Palau de la Música Catalana

Palau de la Música Catalana

Der Musikpalast von Domènches gilt als Meisterwerk des Modernisme. Bild: Tourspain

Als ein Paradebeispiel des Modernisme gilt der vom katalanischen Architekten Lluís Domènech i Montaner entworfene Palau de la Música Catalana an der Carrer Sant Pere mès. Der Konzertsaal, der vor allen Dingen durch seine reichhaltige Innendekoration besticht, fasst rund 1700 Besucher. Rund drei Jahre, von 1905 bis 1908, wurde an dem, von Industriellen und Musikliebhabern finanzierten Bau gearbeitet. Bereits die Fassade spiegelt mit seiner Mischung aus bildhauerischen Elementen und Einflüssen barocker Architektur die Originalität Domènches wider.

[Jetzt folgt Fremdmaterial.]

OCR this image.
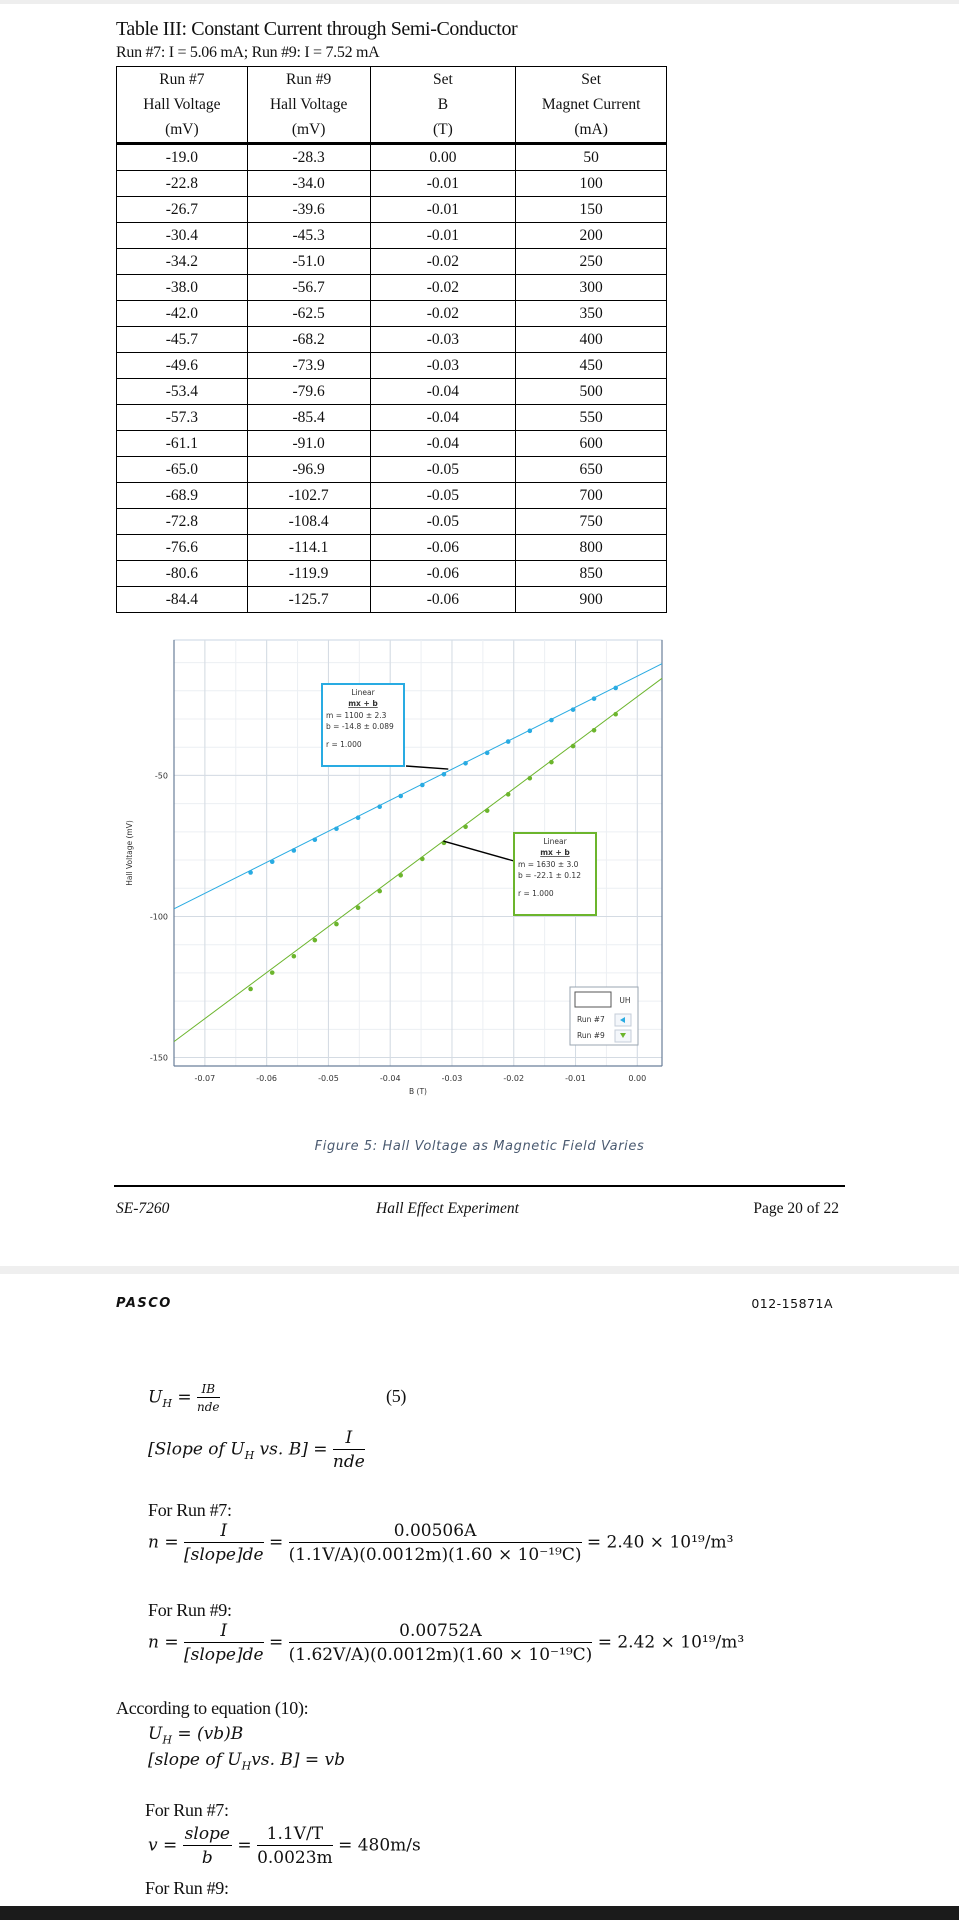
Table III: Constant Current through Semi-Conductor
Run #7: I = 5.06 mA; Run #9: I = 7.52 mA
Run #7	Run #9	Set	Set
Hall Voltage	Hall Voltage	B	Magnet Current
(mV)	(mV)	(T)	(mA)
-19.0	-28.3	0.00	50
-22.8	-34.0	-0.01	100
-26.7	-39.6	-0.01	150
-30.4	-45.3	-0.01	200
-34.2	-51.0	-0.02	250
-38.0	-56.7	-0.02	300
-42.0	-62.5	-0.02	350
-45.7	-68.2	-0.03	400
-49.6	-73.9	-0.03	450
-53.4	-79.6	-0.04	500
-57.3	-85.4	-0.04	550
-61.1	-91.0	-0.04	600
-65.0	-96.9	-0.05	650
-68.9	-102.7	-0.05	700
-72.8	-108.4	-0.05	750
-76.6	-114.1	-0.06	800
-80.6	-119.9	-0.06	850
-84.4	-125.7	-0.06	900
-0.07	-0.06	-0.05	-0.04	-0.03	-0.02	-0.01	0.00
-50
-100
-150
B (T)
Hall Voltage (mV)
Linear
mx + b
m = 1100 ± 2.3
b = -14.8 ± 0.089
r = 1.000
Linear
mx + b
m = 1630 ± 3.0
b = -22.1 ± 0.12
r = 1.000
UH
Run #7
Run #9
Figure 5: Hall Voltage as Magnetic Field Varies
SE-7260	Hall Effect Experiment	Page 20 of 22
PASCO	012-15871A
$U_H = \frac{IB}{\text{nde}}$	(5)
[Slope of $U_H$ vs. $B] = \frac{I}{\text{nde}}$
For Run #7:
$n = \frac{I}{\text{[slope]de}} = \frac{0.00506A}{\text{(1.1V/A)(0.0012m)(1.60 × 10⁻¹⁹C)}} = 2.40 \times 10^{19}/m^3$
For Run #9:
$n = \frac{I}{\text{[slope]de}} = \frac{0.00752A}{\text{(1.62V/A)(0.0012m)(1.60 × 10⁻¹⁹C)}} = 2.42 \times 10^{19}/m^3$
According to equation (10):
$U_H = (vb)B$
[slope of $U_Hvs$. B] = vb
For Run #7:
$v = \frac{\text{slope}}{b} = \frac{1.1V/T}{0.0023m} = 480m/s$
For Run #9:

Da der Konzertsaal des Palastes für katalanische Musik ursprünglich für die Auftritte des Chores Orfeó Català gedacht war, musste für die jüngere Nutzung für Pop- und Rockkonzerte nachträglich an der Akustik des Saals gearbeitet werden, so wurde unter anderem die original Holzbestuhlung durch moderne, schallschluckende Konzertsitze ersetzt. Erhalten blieb jedoch die riesige, monumentale Orgel, die oberhalb der Bühne thront.

Nach dem der Palau de la Música Catalana bereits 1971 zum nationalen Monument erklärt wurde, setzte ihn die UNESCO 26 Jahre später zudem auf die Liste des Weltkulturerbes.

Besichtigt werden kann der Palast nach Voranmeldung oder, natürlich, im Rahmen eines Konzertes (www.palaumusica.org).